On the surface, the kinds of industrial control systems that run a power plant or factory floor are very different from, say, a drug infusion pump sitting bedside in a hospital intensive care unit. But two security researchers say that many of these systems have two important things in common: they’re manufactured by the same company, and contain many of the same critical software security problems.
In a presentation at gathering of industrial control security experts in Florida, researchers Billy Rios and Terry McCorkle said an informal audit of medical devices from major manufacturers, including Philips showed that medical devices have many of the same kinds of software security holes found in industrial control system (ICS) software from the same firms.
The research suggests that lax coding practices may be institutionalized within the firms, amplifying their effects.
Rios (@xssniper), a security researcher at Google, and McCorkle (@0psys), the CTO of SpearPoint Security told attendees at S4 in Miami that they conducted their research out of curiosity and in an effort to branch out from investigating industrial control systems. Using eBay, they purchased second-hand medical devices, often from hospitals. They soon realized that many of names they came across were familiar: firms like General Electric, Siemens, Honeywell and Philips, among them.
“The same PLC (programmable logic controller) vulnerability that you see on iCS software, you also see on medical device software,” Rios told Security Ledger in a phone interview.
In fact, the two were able to run fuzzing programs designed for ICS software on the medical devices and find critical bugs in a matter of minutes. “We just look at the services they were running and threw the same fuzzers we wrote for ICS software at them and, within ten minutes, we found a heap overflow,” he said, describing the exploitable software vulnerability.
Among the products purchased was an XPER Physiomonitoring 5 system from Philips, which is used to monitor patient vital signs in interventional cardiology labs.
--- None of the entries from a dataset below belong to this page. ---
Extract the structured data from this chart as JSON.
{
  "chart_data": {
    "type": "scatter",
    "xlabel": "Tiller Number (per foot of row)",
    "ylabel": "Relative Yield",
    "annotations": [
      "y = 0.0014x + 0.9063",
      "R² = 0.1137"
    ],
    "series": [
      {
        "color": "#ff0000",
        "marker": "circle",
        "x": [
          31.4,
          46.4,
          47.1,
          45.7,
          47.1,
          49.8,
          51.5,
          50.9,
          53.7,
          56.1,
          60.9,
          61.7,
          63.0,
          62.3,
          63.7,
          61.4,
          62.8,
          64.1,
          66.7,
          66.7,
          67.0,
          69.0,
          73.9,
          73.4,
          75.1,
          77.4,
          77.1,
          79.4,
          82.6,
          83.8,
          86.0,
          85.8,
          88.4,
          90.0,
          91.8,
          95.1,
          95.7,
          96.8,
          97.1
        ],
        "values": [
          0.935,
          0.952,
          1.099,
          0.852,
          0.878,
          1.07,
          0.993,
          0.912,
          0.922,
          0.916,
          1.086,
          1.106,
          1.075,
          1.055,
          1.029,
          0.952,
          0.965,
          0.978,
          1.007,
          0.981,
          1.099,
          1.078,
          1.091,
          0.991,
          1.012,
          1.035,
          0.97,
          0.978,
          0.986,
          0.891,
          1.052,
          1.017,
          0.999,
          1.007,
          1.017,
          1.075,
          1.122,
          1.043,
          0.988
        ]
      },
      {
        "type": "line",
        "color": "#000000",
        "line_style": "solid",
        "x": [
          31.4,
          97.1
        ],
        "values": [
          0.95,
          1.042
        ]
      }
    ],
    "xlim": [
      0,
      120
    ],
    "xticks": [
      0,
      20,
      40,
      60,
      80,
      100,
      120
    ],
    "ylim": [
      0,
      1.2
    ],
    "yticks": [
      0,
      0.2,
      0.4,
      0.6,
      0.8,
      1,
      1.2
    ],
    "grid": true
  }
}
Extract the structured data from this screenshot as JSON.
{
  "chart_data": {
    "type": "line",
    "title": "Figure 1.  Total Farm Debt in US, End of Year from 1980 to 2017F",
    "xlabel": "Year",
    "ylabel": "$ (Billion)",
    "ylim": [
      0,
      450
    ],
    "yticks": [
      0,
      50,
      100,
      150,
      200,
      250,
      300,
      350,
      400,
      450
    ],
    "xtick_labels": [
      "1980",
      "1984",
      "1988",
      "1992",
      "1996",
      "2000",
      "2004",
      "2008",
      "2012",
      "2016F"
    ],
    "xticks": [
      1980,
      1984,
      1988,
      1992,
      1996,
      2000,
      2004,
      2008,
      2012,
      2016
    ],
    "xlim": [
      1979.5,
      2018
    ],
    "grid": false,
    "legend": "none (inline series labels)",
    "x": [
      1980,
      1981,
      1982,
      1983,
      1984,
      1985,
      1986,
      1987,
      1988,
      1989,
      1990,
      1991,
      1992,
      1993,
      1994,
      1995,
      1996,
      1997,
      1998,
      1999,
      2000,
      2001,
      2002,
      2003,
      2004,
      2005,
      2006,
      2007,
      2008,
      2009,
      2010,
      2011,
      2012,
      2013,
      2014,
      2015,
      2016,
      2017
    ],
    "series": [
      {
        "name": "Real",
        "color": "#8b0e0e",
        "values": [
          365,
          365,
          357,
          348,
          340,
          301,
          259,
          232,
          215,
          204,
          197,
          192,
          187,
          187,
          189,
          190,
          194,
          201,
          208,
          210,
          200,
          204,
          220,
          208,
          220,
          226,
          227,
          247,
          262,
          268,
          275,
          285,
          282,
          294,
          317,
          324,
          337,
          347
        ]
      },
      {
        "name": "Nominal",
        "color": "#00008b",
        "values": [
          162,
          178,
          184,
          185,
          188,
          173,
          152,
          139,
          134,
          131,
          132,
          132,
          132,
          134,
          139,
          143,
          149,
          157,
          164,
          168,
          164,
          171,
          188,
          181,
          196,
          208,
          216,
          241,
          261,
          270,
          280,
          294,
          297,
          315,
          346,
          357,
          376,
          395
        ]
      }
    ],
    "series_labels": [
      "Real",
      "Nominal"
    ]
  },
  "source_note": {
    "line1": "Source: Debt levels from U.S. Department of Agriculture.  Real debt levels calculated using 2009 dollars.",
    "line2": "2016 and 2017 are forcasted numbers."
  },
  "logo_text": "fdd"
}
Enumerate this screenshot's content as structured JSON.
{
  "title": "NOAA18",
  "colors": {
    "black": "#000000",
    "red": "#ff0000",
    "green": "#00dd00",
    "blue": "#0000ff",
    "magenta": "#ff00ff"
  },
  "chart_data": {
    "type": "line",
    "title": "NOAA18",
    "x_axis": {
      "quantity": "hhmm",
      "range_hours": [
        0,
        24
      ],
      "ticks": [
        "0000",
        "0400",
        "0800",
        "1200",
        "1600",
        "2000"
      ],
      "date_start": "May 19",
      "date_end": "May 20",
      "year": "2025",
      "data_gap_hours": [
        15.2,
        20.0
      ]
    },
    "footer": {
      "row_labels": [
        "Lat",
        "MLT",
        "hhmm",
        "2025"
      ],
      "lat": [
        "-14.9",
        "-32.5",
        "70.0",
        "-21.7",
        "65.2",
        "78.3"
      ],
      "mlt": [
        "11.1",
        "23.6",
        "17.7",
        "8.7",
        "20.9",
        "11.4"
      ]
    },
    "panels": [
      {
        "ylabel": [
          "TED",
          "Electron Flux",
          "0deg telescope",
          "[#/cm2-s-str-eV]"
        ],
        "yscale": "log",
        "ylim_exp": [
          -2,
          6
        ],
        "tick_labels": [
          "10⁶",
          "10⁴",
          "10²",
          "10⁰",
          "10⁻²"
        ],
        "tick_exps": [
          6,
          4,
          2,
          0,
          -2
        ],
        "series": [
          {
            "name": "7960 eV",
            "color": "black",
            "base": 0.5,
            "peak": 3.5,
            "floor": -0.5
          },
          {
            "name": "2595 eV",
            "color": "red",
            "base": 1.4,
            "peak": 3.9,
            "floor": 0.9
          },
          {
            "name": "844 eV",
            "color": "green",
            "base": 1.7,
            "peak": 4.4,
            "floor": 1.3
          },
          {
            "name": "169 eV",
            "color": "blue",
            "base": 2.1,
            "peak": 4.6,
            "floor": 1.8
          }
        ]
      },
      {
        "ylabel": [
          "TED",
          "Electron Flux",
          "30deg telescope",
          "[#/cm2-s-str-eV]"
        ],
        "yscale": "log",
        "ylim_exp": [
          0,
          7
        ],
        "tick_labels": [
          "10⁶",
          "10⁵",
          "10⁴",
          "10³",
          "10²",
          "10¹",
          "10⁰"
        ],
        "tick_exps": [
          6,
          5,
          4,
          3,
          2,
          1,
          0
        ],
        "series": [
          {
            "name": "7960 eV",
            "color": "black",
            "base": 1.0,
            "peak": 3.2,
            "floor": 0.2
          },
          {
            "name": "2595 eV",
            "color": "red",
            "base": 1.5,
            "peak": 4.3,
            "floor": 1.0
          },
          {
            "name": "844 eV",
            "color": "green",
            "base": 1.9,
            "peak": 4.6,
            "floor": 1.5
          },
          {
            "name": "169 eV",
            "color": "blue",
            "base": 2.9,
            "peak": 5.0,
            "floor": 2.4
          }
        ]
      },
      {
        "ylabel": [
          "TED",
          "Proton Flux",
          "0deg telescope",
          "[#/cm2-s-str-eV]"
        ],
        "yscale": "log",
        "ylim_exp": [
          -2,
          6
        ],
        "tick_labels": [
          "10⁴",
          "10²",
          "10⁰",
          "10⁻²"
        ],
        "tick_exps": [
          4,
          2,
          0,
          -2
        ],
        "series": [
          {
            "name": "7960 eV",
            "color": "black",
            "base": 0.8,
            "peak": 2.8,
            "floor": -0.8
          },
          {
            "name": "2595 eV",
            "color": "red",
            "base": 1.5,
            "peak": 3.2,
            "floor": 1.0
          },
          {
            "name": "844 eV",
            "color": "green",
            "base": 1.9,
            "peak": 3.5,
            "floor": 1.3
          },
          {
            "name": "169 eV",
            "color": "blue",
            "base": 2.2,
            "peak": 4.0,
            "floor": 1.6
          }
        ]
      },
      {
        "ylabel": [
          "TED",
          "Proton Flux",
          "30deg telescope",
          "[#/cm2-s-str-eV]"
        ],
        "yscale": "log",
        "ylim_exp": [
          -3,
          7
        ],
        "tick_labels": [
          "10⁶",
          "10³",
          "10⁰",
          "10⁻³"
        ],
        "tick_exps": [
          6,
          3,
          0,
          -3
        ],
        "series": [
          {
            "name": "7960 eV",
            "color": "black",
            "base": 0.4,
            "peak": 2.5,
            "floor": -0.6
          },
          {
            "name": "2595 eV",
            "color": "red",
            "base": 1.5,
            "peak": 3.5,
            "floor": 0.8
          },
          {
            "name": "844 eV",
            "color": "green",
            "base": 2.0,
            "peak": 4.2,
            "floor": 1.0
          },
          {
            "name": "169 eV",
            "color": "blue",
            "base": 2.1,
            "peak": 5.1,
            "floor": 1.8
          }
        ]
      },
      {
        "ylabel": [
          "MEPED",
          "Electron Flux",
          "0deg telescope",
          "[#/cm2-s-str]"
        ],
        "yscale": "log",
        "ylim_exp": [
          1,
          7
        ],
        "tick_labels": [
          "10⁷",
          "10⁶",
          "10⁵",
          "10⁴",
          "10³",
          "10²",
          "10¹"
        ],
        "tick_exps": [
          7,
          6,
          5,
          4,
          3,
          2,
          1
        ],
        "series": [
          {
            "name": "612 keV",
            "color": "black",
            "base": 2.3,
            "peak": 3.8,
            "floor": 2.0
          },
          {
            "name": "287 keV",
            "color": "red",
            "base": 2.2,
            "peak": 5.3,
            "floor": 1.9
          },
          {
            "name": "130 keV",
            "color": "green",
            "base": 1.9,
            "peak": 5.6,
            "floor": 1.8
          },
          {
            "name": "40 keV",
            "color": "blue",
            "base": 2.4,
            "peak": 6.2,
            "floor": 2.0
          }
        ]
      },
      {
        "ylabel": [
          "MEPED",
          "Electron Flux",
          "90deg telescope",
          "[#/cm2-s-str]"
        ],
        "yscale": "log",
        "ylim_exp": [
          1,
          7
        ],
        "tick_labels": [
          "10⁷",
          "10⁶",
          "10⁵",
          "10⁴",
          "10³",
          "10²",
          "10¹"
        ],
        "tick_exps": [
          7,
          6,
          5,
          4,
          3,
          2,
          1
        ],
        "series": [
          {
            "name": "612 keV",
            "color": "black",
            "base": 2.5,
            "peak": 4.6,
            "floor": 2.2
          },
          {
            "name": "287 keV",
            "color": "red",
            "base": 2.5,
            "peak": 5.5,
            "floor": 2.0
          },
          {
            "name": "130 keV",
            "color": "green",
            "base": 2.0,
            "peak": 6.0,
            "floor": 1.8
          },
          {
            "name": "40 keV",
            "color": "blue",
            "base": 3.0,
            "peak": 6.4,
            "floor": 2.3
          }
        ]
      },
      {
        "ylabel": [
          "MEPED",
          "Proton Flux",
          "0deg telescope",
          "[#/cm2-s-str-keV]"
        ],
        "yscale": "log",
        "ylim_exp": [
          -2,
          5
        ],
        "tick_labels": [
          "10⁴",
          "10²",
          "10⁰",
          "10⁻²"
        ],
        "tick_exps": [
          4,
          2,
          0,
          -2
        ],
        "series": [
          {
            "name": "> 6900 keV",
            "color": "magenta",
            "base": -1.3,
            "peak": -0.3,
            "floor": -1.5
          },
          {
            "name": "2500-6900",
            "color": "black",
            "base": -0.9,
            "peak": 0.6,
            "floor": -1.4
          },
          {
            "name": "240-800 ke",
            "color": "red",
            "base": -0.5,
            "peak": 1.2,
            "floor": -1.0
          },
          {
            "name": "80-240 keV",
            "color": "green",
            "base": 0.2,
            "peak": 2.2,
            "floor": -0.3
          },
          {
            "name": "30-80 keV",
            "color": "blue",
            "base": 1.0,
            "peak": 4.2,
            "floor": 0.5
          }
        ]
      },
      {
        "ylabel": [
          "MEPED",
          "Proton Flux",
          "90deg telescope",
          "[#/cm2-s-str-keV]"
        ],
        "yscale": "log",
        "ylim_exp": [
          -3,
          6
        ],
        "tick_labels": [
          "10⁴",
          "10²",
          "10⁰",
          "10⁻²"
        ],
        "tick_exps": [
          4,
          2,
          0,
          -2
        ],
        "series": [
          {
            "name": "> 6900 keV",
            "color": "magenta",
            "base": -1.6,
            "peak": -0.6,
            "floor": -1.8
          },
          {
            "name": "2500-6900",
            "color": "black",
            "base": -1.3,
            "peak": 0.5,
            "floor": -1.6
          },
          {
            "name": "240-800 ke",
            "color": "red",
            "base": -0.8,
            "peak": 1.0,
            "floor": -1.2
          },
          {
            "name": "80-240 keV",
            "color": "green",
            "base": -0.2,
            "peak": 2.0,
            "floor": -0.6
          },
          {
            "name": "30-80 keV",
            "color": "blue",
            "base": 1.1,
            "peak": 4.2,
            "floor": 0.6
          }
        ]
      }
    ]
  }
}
The software powers nurses’ stations that communicate with medical devices from various manufacturers using the HL7 (Health Level 7) standards.
The problems they found in the gear from Philips and other products were not subtle, Rios said. “These are straight forward security issues,” he said. “You have a service that’s running as a privileged user and listening on a certain port. You send some bytes to that port and take over the device.”
McCorkle said that the problems he and Rios discovered added up to more than just a few, patchable software holes.
“This isn’t just bad programming or bad software practices – buffer overflows and heap overflows and directory traversals that we see in industrial control systems” he told Security Ledger. “It’s also bad design practices.”
In one case, the researchers found that a back door administrator account for supporting customers using the Siemens Syngo Expert software was described in the user documentation and protected by a four digit password. Syngo Expert allows physicians to remotely monitor magnetic resonance imaging (MRI) systems inside the hospital.
In another case the group studied, a maker of patient monitoring systems offered physicians a free iPad application that could be used to remotely connect to a patient monitoring system within a hospital via RDP (remote desktop protocol). However, the application stored doctor credentials locally on the iPad and gave users the ability to run any program on the central monitoring system.
“You have the ability to run whatever program you want. So, as a user, you can say ‘I don’t want to run the monitoring program, I want to run CMD.EXE or some malware,” McCorkle said. “And these are critical boxes that are monitoring patients in the ICU.”
Rios and McCorkle said that they contacted the Department of Homeland Security’s ICS-CERT about the problems they discovered. Mario Fante, a Senior Manager of Public Relations at Philips told The Security Ledger that the company had been informed of the presentation by ICS-CERT, but did not know what the content of the presentation was.
In an e-mail message, Fante said that Philips Healthcare has a comprehensive product security apparatus. Philips, he said, “operates under a global product security policy governing design-for-security in product creation, as well as risk assessment and incident response activities for vulnerabilities identified in existing products.” The company has a “global problem-tracking and escalation system” and a “global network of product security officers and teams” to assess and prioritize vulnerabilities.
But Rios was skeptical that such a robust system would have overlooked so obvious a flaw.
“Obviously, a remote unauthenticated vulnerability against the default configuration seems like a pretty obvious issue to miss during a robust security review,” he wrote.
Software problems – broadly defined – accounted for almost a quarter of all medical device recalls in 2011. Most recently, in November, the device maker Hospira issued a voluntary, nationwide recall of its Symbiq brand infusion systems after discovering a software error that caused the touch screen interfaces on the devices to respond incorrectly to user input. The problem could result in “a delayed response and or the screen registering a different value from the value selected by the user,” the company said in a statement.
Kevin Fu, a professor at the University of Michigan’s Department of Electrical Engineering and Computer Science said that things are still “at the very early stage” of addressing the issue of security in medical devices. “Some stake holders are clearly in denial. In the desktop computer world, it goes with the territory that there’s malware, but there are these pocket cultures,” he said.
Fu will teach a graduate course at the University of Michigan this semester that focuses solely on IT security issues in medical devices and teach engineering concepts and skills for creating more trustworthy software-based medical products.